My dad was an Oldsmobile man. He never bought any other brand. And if he ever had to ride in (or heaven forbid, actually drive) any thing other than an Olds, he’d grumble and complain. As he got older, we’d ask him to drive our Honda just to hear the rants.
But I’m beginning to understand his pain.
I’m a Google guy. I love the search results. I love the ease. I love the little gadgets I can add on.
And now I’m finding that perhaps there are other tools I should be using and so now there’s a bit of grumbling.

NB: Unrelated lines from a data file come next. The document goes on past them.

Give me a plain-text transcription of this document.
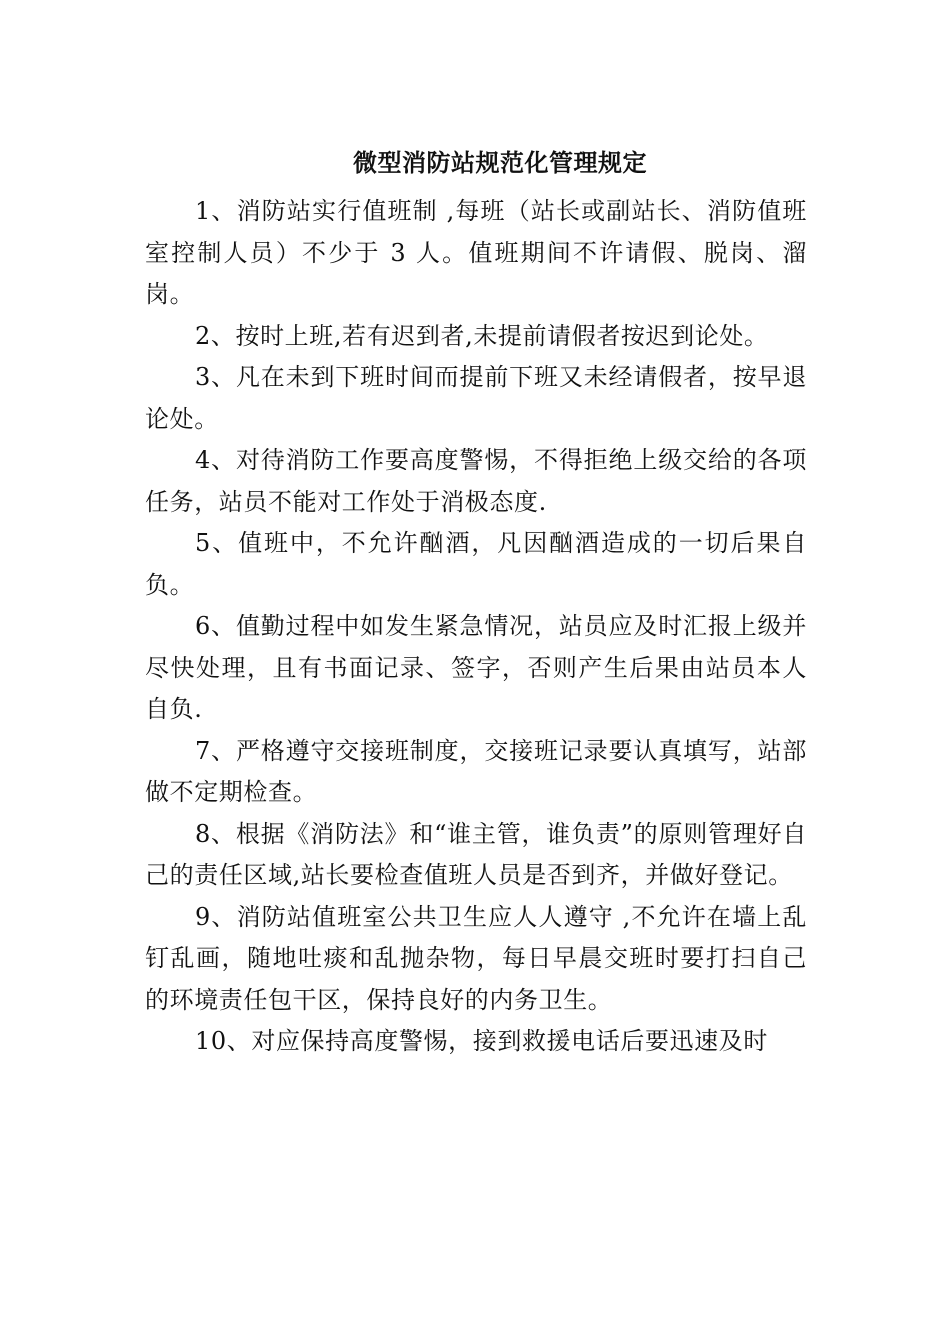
微型消防站规范化管理规定

1、消防站实行值班制 ,每班（站长或副站长、消防值班室控制人员）不少于 3 人。值班期间不许请假、脱岗、溜岗。

2、按时上班,若有迟到者,未提前请假者按迟到论处。

3、凡在未到下班时间而提前下班又未经请假者，按早退论处。

4、对待消防工作要高度警惕，不得拒绝上级交给的各项任务，站员不能对工作处于消极态度.

5、值班中，不允许酗酒，凡因酗酒造成的一切后果自负。

6、值勤过程中如发生紧急情况，站员应及时汇报上级并尽快处理，且有书面记录、签字，否则产生后果由站员本人自负.

7、严格遵守交接班制度，交接班记录要认真填写，站部做不定期检查。

8、根据《消防法》和“谁主管，谁负责”的原则管理好自己的责任区域,站长要检查值班人员是否到齐，并做好登记。

9、消防站值班室公共卫生应人人遵守 ,不允许在墙上乱钉乱画，随地吐痰和乱抛杂物，每日早晨交班时要打扫自己的环境责任包干区，保持良好的内务卫生。

10、对应保持高度警惕，接到救援电话后要迅速及时
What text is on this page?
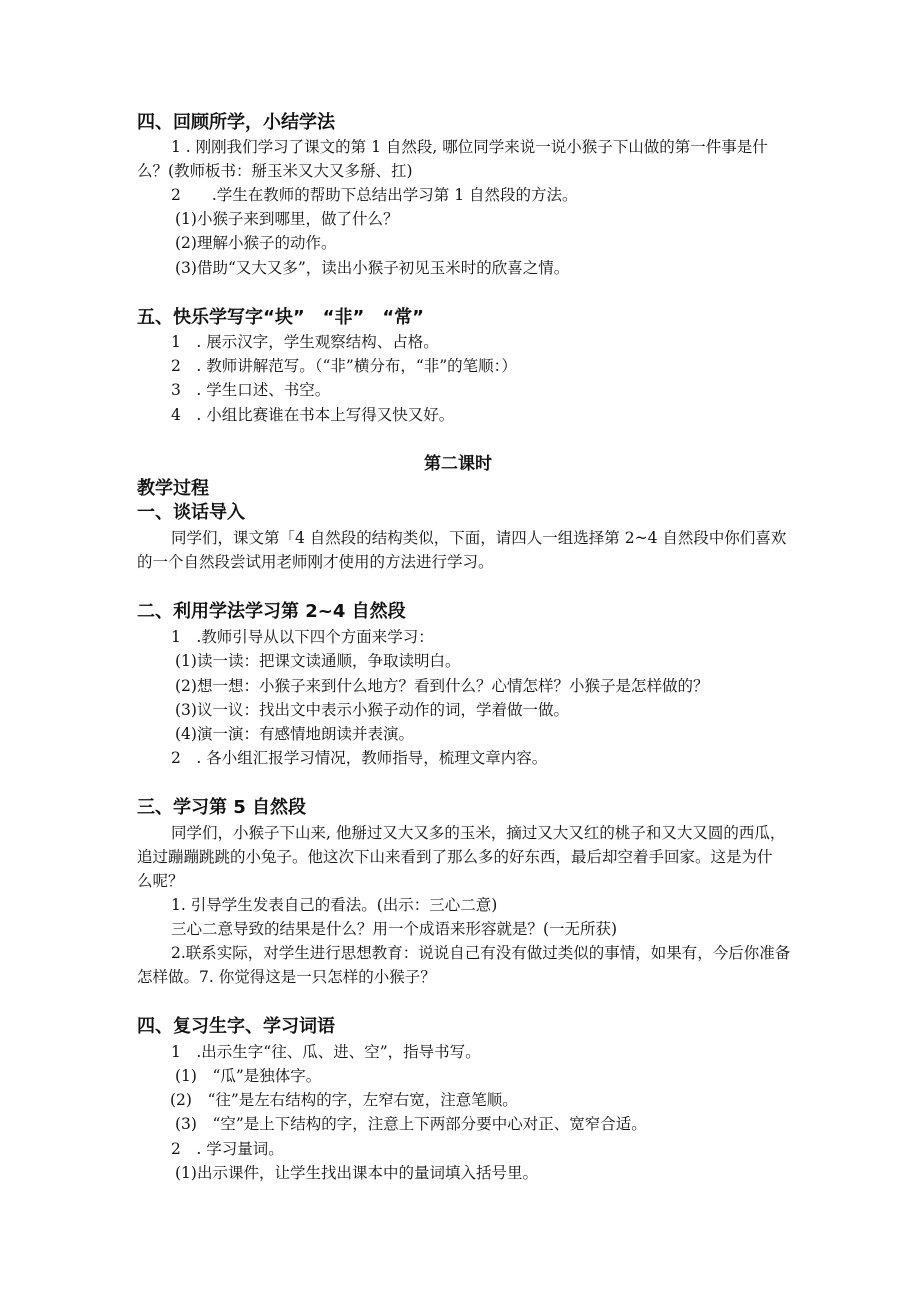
四、回顾所学，小结学法
1 . 刚刚我们学习了课文的第 1 自然段, 哪位同学来说一说小猴子下山做的第一件事是什
么？(教师板书：掰玉米又大又多掰、扛)
2　　.学生在教师的帮助下总结出学习第 1 自然段的方法。
(1)小猴子来到哪里，做了什么？
(2)理解小猴子的动作。
(3)借助“又大又多”，读出小猴子初见玉米时的欣喜之情。
五、快乐学写字“块”　“非”　“常”
1　. 展示汉字，学生观察结构、占格。
2　. 教师讲解范写。（“非”横分布，“非”的笔顺：）
3　. 学生口述、书空。
4　. 小组比赛谁在书本上写得又快又好。
第二课时
教学过程
一、谈话导入
同学们，课文第「4 自然段的结构类似，下面，请四人一组选择第 2~4 自然段中你们喜欢
的一个自然段尝试用老师刚才使用的方法进行学习。
二、利用学法学习第 2~4 自然段
1　.教师引导从以下四个方面来学习：
(1)读一读：把课文读通顺，争取读明白。
(2)想一想：小猴子来到什么地方？看到什么？心情怎样？小猴子是怎样做的？
(3)议一议：找出文中表示小猴子动作的词，学着做一做。
(4)演一演：有感情地朗读并表演。
2　. 各小组汇报学习情况，教师指导，梳理文章内容。
三、学习第 5 自然段
同学们，小猴子下山来, 他掰过又大又多的玉米，摘过又大又红的桃子和又大又圆的西瓜，
追过蹦蹦跳跳的小兔子。他这次下山来看到了那么多的好东西，最后却空着手回家。这是为什
么呢？
1. 引导学生发表自己的看法。(出示：三心二意)
三心二意导致的结果是什么？用一个成语来形容就是？(一无所获)
2.联系实际，对学生进行思想教育：说说自己有没有做过类似的事情，如果有，今后你准备
怎样做。7. 你觉得这是一只怎样的小猴子？
四、复习生字、学习词语
1　.出示生字“往、瓜、进、空”，指导书写。
(1)　“瓜”是独体字。
(2)　“往”是左右结构的字，左窄右宽，注意笔顺。
(3)　“空”是上下结构的字，注意上下两部分要中心对正、宽窄合适。
2　. 学习量词。
(1)出示课件，让学生找出课本中的量词填入括号里。
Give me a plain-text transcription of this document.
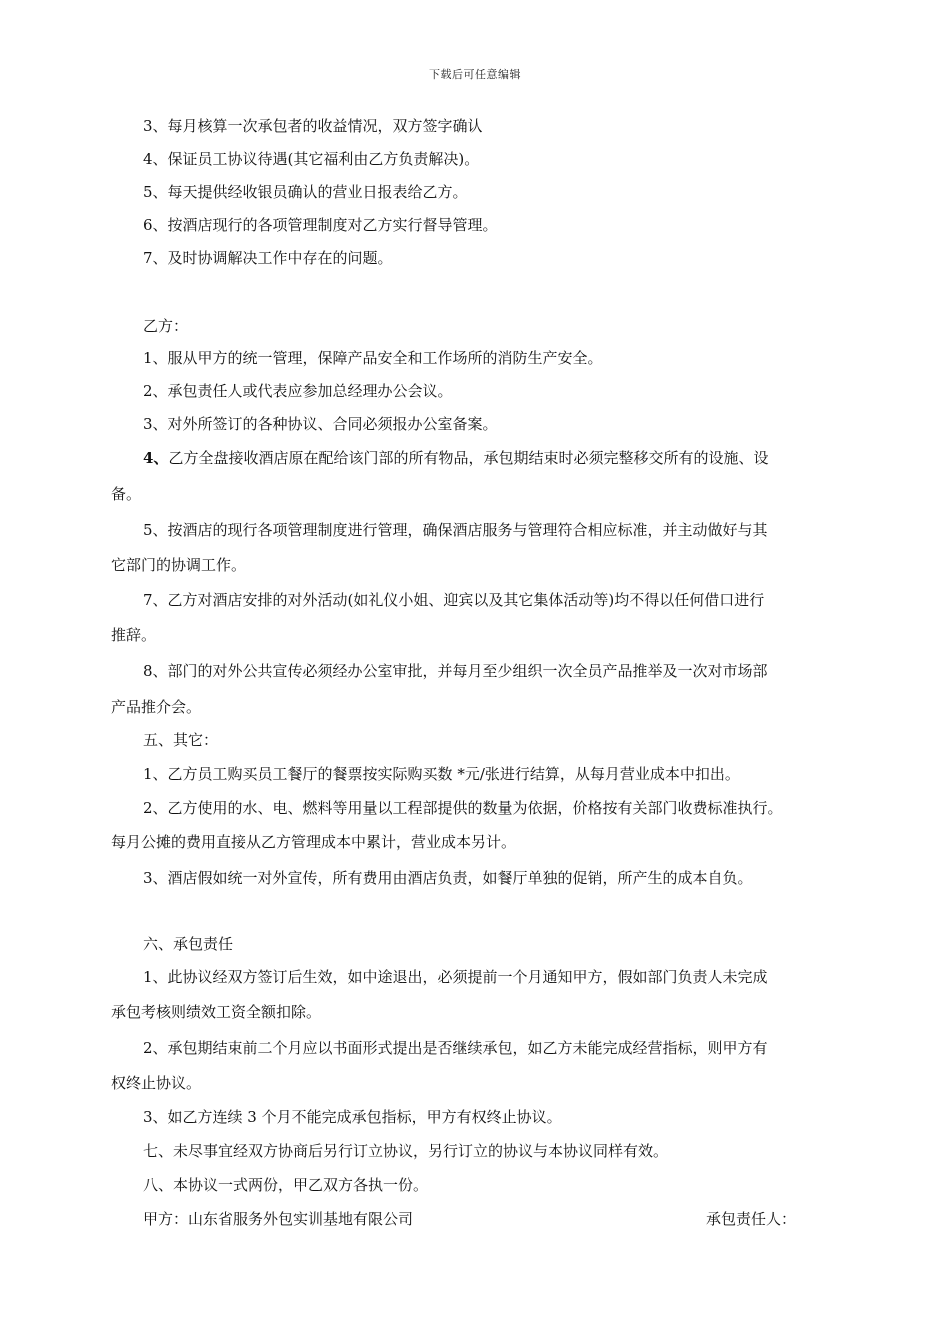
下载后可任意编辑
3、每月核算一次承包者的收益情况，双方签字确认
4、保证员工协议待遇(其它福利由乙方负责解决)。
5、每天提供经收银员确认的营业日报表给乙方。
6、按酒店现行的各项管理制度对乙方实行督导管理。
7、及时协调解决工作中存在的问题。
乙方：
1、服从甲方的统一管理，保障产品安全和工作场所的消防生产安全。
2、承包责任人或代表应参加总经理办公会议。
3、对外所签订的各种协议、合同必须报办公室备案。
4、乙方全盘接收酒店原在配给该门部的所有物品，承包期结束时必须完整移交所有的设施、设
备。
5、按酒店的现行各项管理制度进行管理，确保酒店服务与管理符合相应标准，并主动做好与其
它部门的协调工作。
7、乙方对酒店安排的对外活动(如礼仪小姐、迎宾以及其它集体活动等)均不得以任何借口进行
推辞。
8、部门的对外公共宣传必须经办公室审批，并每月至少组织一次全员产品推举及一次对市场部
产品推介会。
五、其它：
1、乙方员工购买员工餐厅的餐票按实际购买数 *元/张进行结算，从每月营业成本中扣出。
2、乙方使用的水、电、燃料等用量以工程部提供的数量为依据，价格按有关部门收费标准执行。
每月公摊的费用直接从乙方管理成本中累计，营业成本另计。
3、酒店假如统一对外宣传，所有费用由酒店负责，如餐厅单独的促销，所产生的成本自负。
六、承包责任
1、此协议经双方签订后生效，如中途退出，必须提前一个月通知甲方，假如部门负责人未完成
承包考核则绩效工资全额扣除。
2、承包期结束前二个月应以书面形式提出是否继续承包，如乙方未能完成经营指标，则甲方有
权终止协议。
3、如乙方连续 3 个月不能完成承包指标，甲方有权终止协议。
七、未尽事宜经双方协商后另行订立协议，另行订立的协议与本协议同样有效。
八、本协议一式两份，甲乙双方各执一份。
甲方：山东省服务外包实训基地有限公司	承包责任人：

But I am grumbling less and less because I’m starting to really like a newer search tool called Wolfram|Alpha. The goal of Wolfram|Alpha is simple:
Wolfram|Alpha’s long-term goal is to make all systematic knowledge immediately computable and accessible to everyone. We aim to collect and curate all objective data; implement every known model, method, and algorithm; and make it possible to compute whatever can be computed about anything. Our goal is to build on the achievements of science and other systematizations of knowledge to provide a single source that can be relied on by everyone for definitive answers to factual queries.
It provides a different way to search and organize information that I’m still getting comfortable using. But the results are very cool. If you or your kids are looking for basic information and for ways to compare that information, you need to to try Wolfram|Alpha.
The creators have thrown together some examples. By using some of their sample searches, you’ll start to see the power of the tool.
My example is pretty simple. Say I want to learn more about the Battle of Hastings. So I type in “Battle of Hastings.”
Clicking in the graph gives me additional data.
I can now click on William the Conqueror to get data on him.
I love this kind of stuff!
Wolfram|Alpha can do all kinds of things.
Type in “Norway, Sweden, Finland” to get side by side country comparisons. Type in “Founding of Carthage, Trojan War” to get a timeline of events. Type in “GDP per capita, United States/Norway” and get that data. The tool is great for finding and displaying basic kinds of information but it’s used best to organize that data. Each search result starts with basic stuff and embeds links to more info such as satellite images, more detailed graphs and unit conversions.
It does take some getting used to. You’ll need to experiment a bit with what you type in the search box. You’ll need to shift a bit in your thinking if you’re used to using Google. Let your kids play with it and experiment.
So . . . nothing wrong with Google or Dad’s Oldsmobile. But there are other things out there. Don’t be afraid to get in the Honda and take a test drive!